- Occupation: Chef

= Cellphone (chef) =

American chef and activist

Cellphone, also known as Ginger Espice and Sofi Peligras, is an American vegan chef and transgender-rights activist.

== Career ==
In 2009, Cellphone and a partner started Hella Vegan Eats, a food truck in Oakland, California's Uptown Arts District. In 2019, Cellphone started a vegan popup restaurant called Gay4U in West Oakland; the Latinx restaurant eventually became permanent.

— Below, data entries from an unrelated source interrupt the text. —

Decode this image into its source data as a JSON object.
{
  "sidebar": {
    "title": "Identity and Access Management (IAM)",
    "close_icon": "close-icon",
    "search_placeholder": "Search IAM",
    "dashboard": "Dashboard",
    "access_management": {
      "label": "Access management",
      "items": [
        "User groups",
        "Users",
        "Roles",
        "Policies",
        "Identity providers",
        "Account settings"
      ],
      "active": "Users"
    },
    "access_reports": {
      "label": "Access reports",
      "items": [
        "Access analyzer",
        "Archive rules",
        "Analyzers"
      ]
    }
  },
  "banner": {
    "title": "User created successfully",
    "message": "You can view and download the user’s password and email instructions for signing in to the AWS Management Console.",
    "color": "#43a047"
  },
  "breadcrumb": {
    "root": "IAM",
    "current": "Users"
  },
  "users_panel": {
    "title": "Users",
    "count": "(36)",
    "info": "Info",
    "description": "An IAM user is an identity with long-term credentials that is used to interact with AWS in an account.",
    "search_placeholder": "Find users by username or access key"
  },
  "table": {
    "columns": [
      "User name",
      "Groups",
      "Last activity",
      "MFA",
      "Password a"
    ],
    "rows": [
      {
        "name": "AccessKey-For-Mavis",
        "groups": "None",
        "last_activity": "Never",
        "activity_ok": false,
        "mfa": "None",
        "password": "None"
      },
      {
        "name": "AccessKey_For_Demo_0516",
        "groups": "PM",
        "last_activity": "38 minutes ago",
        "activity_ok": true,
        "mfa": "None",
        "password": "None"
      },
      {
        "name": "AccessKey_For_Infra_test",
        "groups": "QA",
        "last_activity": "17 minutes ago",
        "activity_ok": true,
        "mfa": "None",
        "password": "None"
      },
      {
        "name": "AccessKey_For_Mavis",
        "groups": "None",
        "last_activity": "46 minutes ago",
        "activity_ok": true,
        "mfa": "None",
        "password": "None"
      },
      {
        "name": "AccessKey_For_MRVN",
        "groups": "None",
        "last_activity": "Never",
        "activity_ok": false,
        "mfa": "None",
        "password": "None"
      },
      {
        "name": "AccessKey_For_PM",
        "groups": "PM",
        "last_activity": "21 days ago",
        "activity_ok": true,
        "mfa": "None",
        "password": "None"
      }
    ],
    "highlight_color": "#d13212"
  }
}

Cellphone created a service initiative at the restaurant, "Trans POC Always Eat Free", to address and bring attention to the disparities in food security among transgender people who are also persons of color; both groups experience higher levels of food insecurity than the population in general, and those who are members of both groups are at even higher risk. The initiative was inspired by the Black Panthers' free breakfast initiative and by the activism of trans women of color Marsha P. Johnson and Sylvia Rivera. The initiate has inspired other restaurants, with Mis Tacones implementing a "Trans POC Always Eat Free" rule at their restaurant after visiting Gay4U.

In 2022, Cellphone took the restaurant on a national popup tour, and the Trans POC Always Eat Free initiative spread to other restaurants in the United States. Later that year, Bon Appetit named Cellphone one of their Heads of the Table. Gay4U was awarded a Now Award by Them in June 2022.

In addition to running Gay4U, Cellphone hosts trans skate events, helping raise money for organisations that support the transgender community.